Impression accréditée par la sortie de Braindead (Peter Jackson, 1992) quelques années plus tard. Les comédies "zombiesques" caracolent en tête de peloton... Cette nouvelle effervescence constitue la manne providentielle pour les vidéoclubs de l'époque, au grand dam de Romero qui s'échine à verser dans les apologues politiques.

Les thuriféraires de ce registre cinématographique n'omettront pas de stipuler des oeuvres telles que Shaun of the Dead (Edgar Wright, 2004), Bienvenue à Zombieland (Ruben Fleischer, 2009), Dead Snow (Tommy Wirkola, 2009), Cockney Vs Zombies (Matthias Hoene, 2012), Doghouse (Jake West, 2009), Goal of the Dead (Thierry Poiraud et Benjamin Rocher, 2014), Fido (Andrew Currie, 2006), ou encore l'inénarrable Zombie Ass - The Toilet of the Dead (Noboru Iguchi, 2011) parmi les métrages notables et éventuellement notoires.

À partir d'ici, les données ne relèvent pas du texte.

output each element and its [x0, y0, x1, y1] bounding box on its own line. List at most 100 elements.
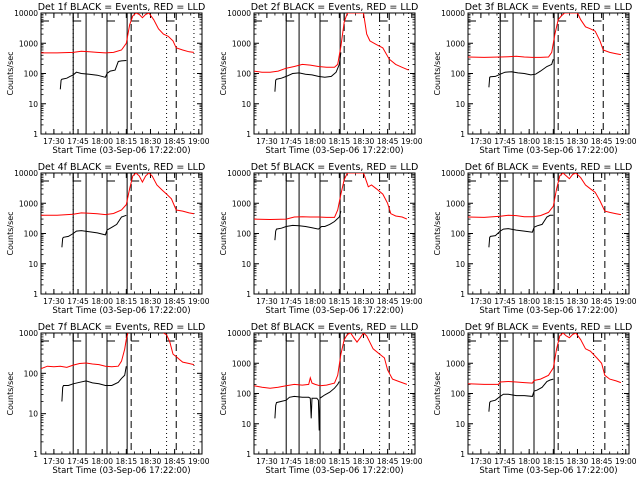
marker-bracket — [593, 332, 604, 342]
x-tick-label: 19:00 — [615, 457, 637, 466]
y-tick-label: 1 — [460, 130, 465, 139]
x-tick-label: 17:45 — [280, 137, 302, 146]
y-tick-label: 1000 — [232, 39, 251, 48]
marker-bracket — [130, 12, 142, 22]
x-tick-label: 18:00 — [91, 297, 113, 306]
y-tick-label: 10000 — [227, 329, 251, 338]
x-tick-label: 19:00 — [188, 137, 210, 146]
interval-marker — [319, 332, 331, 342]
interval-marker — [130, 332, 142, 342]
marker-bracket — [106, 172, 118, 182]
interval-marker — [467, 12, 478, 22]
x-tick-label: 17:45 — [494, 297, 516, 306]
marker-bracket — [285, 332, 297, 342]
interval-marker — [467, 172, 478, 182]
interval-marker — [166, 172, 177, 182]
interval-marker — [106, 12, 118, 22]
x-tick-label: 18:15 — [329, 457, 351, 466]
x-tick-label: 18:45 — [591, 297, 613, 306]
marker-bracket — [533, 172, 545, 182]
x-axis-label: Start Time (03-Sep-06 17:22:00) — [479, 306, 617, 316]
events-series-line — [61, 366, 127, 402]
x-tick-label: 18:15 — [116, 137, 138, 146]
detector-panel-5: Det 5f BLACK = Events, RED = LLD 1 10 100 10… — [219, 162, 423, 316]
plot-frame — [40, 12, 203, 135]
marker-bracket — [253, 12, 264, 22]
marker-bracket — [166, 172, 177, 182]
marker-bracket — [557, 172, 569, 182]
x-axis-label: Start Time (03-Sep-06 17:22:00) — [265, 146, 403, 156]
x-tick-label: 18:30 — [353, 297, 375, 306]
marker-bracket — [72, 12, 84, 22]
y-tick-label: 1 — [246, 290, 251, 299]
y-tick-label: 100 — [237, 230, 252, 239]
y-tick-label: 10000 — [227, 169, 251, 178]
marker-bracket — [130, 172, 142, 182]
y-tick-label: 1000 — [19, 199, 38, 208]
marker-bracket — [166, 12, 177, 22]
y-axis-label: Counts/sec — [433, 211, 442, 255]
x-tick-label: 17:45 — [67, 457, 89, 466]
marker-bracket — [319, 172, 331, 182]
x-tick-label: 17:45 — [67, 297, 89, 306]
interval-marker — [106, 332, 118, 342]
y-tick-label: 1000 — [446, 39, 465, 48]
y-axis-label: Counts/sec — [6, 371, 15, 415]
marker-bracket — [593, 172, 604, 182]
marker-bracket — [557, 332, 569, 342]
events-series-line — [274, 210, 342, 241]
y-tick-label: 10 — [455, 100, 465, 109]
x-tick-label: 18:30 — [140, 137, 162, 146]
marker-bracket — [285, 12, 297, 22]
marker-bracket — [593, 12, 604, 22]
x-tick-label: 18:30 — [353, 137, 375, 146]
interval-marker — [533, 172, 545, 182]
interval-marker — [72, 12, 84, 22]
x-tick-label: 17:30 — [470, 137, 492, 146]
marker-bracket — [467, 172, 478, 182]
x-tick-label: 17:30 — [43, 137, 65, 146]
plot-frame — [253, 332, 416, 455]
y-tick-label: 1000 — [19, 39, 38, 48]
interval-marker — [253, 332, 264, 342]
detector-panel-4: Det 4f BLACK = Events, RED = LLD 1 10 100 10… — [6, 162, 210, 316]
x-tick-label: 18:45 — [591, 457, 613, 466]
interval-marker — [533, 332, 545, 342]
marker-bracket — [72, 172, 84, 182]
panel-title: Det 6f BLACK = Events, RED = LLD — [465, 162, 633, 173]
x-tick-label: 18:30 — [567, 137, 589, 146]
x-tick-label: 18:30 — [353, 457, 375, 466]
events-series-line — [274, 381, 340, 431]
panel-title: Det 2f BLACK = Events, RED = LLD — [251, 2, 419, 13]
x-axis-label: Start Time (03-Sep-06 17:22:00) — [52, 146, 190, 156]
series-group — [41, 333, 195, 402]
y-axis-label: Counts/sec — [219, 371, 228, 415]
y-tick-label: 1000 — [446, 199, 465, 208]
marker-bracket — [319, 12, 331, 22]
x-tick-label: 17:45 — [494, 457, 516, 466]
y-tick-label: 100 — [451, 230, 466, 239]
x-tick-label: 19:00 — [401, 457, 423, 466]
y-tick-label: 10 — [28, 260, 38, 269]
series-group — [254, 13, 409, 92]
interval-marker — [319, 12, 331, 22]
interval-marker — [130, 172, 142, 182]
x-tick-label: 18:00 — [518, 137, 540, 146]
y-tick-label: 10 — [241, 260, 251, 269]
x-tick-label: 18:15 — [116, 457, 138, 466]
panel-title: Det 7f BLACK = Events, RED = LLD — [38, 322, 206, 333]
interval-marker — [72, 172, 84, 182]
marker-bracket — [533, 12, 545, 22]
interval-marker — [379, 172, 390, 182]
x-tick-label: 18:00 — [91, 457, 113, 466]
y-tick-label: 1000 — [446, 359, 465, 368]
x-axis-label: Start Time (03-Sep-06 17:22:00) — [479, 466, 617, 476]
lld-series-line — [41, 333, 129, 370]
marker-bracket — [319, 332, 331, 342]
interval-marker — [319, 172, 331, 182]
y-tick-label: 1000 — [232, 199, 251, 208]
y-tick-label: 100 — [451, 390, 466, 399]
plot-frame — [40, 172, 203, 295]
interval-marker — [533, 12, 545, 22]
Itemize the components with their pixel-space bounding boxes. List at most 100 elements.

Vient également s'agréger Zombie Strippers, réalisé par la diligence de Jay Lee en 2008. En outre, difficile de trouver des informations - même élusives - sur ce cinéaste issu de la scène indépendante. Selon nos sources, sa carrière cinématographique débute vers l'orée des années 2000 via Noon Blue Apples (2002), par ailleurs inconnu au bataillon et inédit dans nos contrées hexagonales.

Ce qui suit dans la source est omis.